American basketball player (born 1956)

Marvin Delph (born September 15, 1956) is an American former basketball player, who experienced his greatest success at the college level.

In high school, Delph led the Conway Wampus Cats to two state basketball championships, in 1973 and 1974.

Delph was known for his outside shooting and leaping ability. He was a member of the University of Arkansas Razorbacks NCAA Final Four team in 1978. Along with Sidney Moncrief and Ron Brewer, he was labeled as one of three Arkansas-born, similarly sized players known as the "Triplets", who led a resurgence in Arkansas basketball following a period of comparatively weak performance.

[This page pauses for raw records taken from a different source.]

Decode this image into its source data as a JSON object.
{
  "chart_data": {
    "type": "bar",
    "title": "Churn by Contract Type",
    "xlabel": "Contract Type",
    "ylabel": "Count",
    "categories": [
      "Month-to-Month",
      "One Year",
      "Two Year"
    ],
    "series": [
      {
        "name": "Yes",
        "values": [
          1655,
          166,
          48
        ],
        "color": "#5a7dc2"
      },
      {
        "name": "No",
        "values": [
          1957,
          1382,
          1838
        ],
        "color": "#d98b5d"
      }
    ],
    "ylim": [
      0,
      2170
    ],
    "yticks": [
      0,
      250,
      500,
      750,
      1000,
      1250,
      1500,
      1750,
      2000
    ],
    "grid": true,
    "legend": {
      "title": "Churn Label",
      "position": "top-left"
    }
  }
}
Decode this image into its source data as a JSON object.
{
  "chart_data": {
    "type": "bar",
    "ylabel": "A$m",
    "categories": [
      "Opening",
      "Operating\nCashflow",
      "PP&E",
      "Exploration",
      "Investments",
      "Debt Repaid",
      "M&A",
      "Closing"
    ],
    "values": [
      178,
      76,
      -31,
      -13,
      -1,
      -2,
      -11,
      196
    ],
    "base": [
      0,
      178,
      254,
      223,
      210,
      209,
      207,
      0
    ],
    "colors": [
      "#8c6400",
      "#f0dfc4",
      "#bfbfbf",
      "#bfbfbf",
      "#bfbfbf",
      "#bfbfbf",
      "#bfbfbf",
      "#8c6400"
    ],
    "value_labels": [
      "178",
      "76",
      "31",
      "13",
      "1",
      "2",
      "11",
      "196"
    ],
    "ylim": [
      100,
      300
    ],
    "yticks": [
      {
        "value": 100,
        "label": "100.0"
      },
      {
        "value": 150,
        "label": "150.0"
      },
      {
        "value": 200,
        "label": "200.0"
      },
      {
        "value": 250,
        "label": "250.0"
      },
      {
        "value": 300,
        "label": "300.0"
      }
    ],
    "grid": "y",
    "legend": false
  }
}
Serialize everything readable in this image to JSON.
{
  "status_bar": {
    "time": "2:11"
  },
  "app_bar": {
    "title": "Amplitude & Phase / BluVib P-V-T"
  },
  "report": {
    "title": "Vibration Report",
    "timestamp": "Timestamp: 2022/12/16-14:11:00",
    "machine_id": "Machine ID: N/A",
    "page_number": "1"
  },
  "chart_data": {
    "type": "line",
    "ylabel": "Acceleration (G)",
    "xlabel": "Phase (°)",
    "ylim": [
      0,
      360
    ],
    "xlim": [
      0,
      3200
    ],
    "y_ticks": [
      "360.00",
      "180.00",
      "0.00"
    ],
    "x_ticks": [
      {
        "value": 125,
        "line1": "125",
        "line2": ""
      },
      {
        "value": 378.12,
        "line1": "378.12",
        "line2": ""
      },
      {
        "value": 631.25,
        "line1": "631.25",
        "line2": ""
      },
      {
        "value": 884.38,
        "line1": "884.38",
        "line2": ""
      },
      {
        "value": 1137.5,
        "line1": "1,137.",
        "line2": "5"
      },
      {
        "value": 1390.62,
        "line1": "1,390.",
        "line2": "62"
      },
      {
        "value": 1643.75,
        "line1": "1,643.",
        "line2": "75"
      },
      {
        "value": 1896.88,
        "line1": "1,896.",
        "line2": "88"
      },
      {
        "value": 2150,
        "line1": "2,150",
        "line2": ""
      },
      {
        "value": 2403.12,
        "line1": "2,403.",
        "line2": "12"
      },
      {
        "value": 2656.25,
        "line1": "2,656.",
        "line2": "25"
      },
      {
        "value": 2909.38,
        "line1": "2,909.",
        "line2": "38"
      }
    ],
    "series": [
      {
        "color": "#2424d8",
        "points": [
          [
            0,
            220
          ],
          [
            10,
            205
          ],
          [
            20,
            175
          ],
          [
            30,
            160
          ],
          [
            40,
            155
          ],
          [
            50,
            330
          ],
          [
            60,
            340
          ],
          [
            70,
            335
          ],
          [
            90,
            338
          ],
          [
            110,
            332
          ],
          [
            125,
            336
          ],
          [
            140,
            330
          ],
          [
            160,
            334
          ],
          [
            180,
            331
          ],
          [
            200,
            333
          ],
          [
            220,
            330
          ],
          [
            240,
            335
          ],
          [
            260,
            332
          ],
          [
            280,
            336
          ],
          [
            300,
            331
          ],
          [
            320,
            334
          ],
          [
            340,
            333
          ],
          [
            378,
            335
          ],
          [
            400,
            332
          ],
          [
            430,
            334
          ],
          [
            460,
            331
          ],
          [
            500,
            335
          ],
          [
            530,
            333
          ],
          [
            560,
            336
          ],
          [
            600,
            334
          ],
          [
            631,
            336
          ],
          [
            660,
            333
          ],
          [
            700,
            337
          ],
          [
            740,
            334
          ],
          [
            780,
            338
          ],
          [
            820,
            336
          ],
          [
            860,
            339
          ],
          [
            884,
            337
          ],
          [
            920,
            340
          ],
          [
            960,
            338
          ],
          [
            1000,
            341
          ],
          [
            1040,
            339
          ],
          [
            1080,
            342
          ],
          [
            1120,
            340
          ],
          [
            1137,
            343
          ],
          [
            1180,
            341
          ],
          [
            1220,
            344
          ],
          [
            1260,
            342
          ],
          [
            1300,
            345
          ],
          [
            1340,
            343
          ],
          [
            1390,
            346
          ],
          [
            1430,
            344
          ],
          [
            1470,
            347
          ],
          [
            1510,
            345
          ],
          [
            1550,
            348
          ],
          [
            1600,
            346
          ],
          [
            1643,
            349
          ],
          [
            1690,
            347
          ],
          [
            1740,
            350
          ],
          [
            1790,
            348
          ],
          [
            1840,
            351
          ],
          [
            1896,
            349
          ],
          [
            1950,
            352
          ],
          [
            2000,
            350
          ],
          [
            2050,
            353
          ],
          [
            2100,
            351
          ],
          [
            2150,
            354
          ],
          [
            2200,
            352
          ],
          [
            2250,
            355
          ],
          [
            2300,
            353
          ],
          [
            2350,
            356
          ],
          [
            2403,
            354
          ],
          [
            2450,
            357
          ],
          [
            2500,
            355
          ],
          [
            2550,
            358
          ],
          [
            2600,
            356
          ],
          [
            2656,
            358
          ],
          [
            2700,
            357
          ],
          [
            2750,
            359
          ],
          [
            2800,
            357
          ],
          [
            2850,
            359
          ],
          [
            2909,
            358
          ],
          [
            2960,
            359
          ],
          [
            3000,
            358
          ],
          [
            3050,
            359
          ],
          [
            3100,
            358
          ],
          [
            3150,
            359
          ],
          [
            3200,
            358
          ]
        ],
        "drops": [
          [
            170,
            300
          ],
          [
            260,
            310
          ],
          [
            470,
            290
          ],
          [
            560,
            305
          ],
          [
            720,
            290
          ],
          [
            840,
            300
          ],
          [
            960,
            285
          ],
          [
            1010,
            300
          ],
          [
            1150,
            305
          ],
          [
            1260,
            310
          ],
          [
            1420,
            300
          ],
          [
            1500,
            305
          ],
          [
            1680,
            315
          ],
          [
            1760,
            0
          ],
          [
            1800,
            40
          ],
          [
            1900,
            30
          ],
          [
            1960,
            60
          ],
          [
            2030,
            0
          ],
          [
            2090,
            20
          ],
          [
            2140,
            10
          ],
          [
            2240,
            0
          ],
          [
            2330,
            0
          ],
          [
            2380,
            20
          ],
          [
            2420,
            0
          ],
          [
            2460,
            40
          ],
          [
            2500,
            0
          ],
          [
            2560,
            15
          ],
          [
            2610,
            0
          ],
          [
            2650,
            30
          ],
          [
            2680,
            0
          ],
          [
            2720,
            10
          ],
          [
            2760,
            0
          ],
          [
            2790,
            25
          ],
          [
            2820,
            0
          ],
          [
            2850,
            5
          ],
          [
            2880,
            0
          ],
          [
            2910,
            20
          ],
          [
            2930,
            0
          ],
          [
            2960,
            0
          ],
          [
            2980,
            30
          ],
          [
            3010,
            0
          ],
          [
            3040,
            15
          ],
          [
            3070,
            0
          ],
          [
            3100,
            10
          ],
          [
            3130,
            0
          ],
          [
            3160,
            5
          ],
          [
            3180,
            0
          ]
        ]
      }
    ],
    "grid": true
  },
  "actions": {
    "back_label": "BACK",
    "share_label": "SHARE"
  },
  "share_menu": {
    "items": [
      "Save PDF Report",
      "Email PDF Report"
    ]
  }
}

Following his college career, Delph was drafted twice, first in the 3rd round of the 1978 NBA draft by the Buffalo Braves and then in the sixth round of the 1979 NBA draft by the Boston Celtics. Unlike his fellow Triplets, Delph never played in the NBA, despite several attempts. He continued playing amateur basketball with the Athletes in Action team, a religiously oriented team.

Delph played for the United States men's national basketball team at the 1978 FIBA World Championship, a team composed primarily of Athletes in Action players.

Delph was inducted into the Arkansas Sports Hall of Fame in 1998.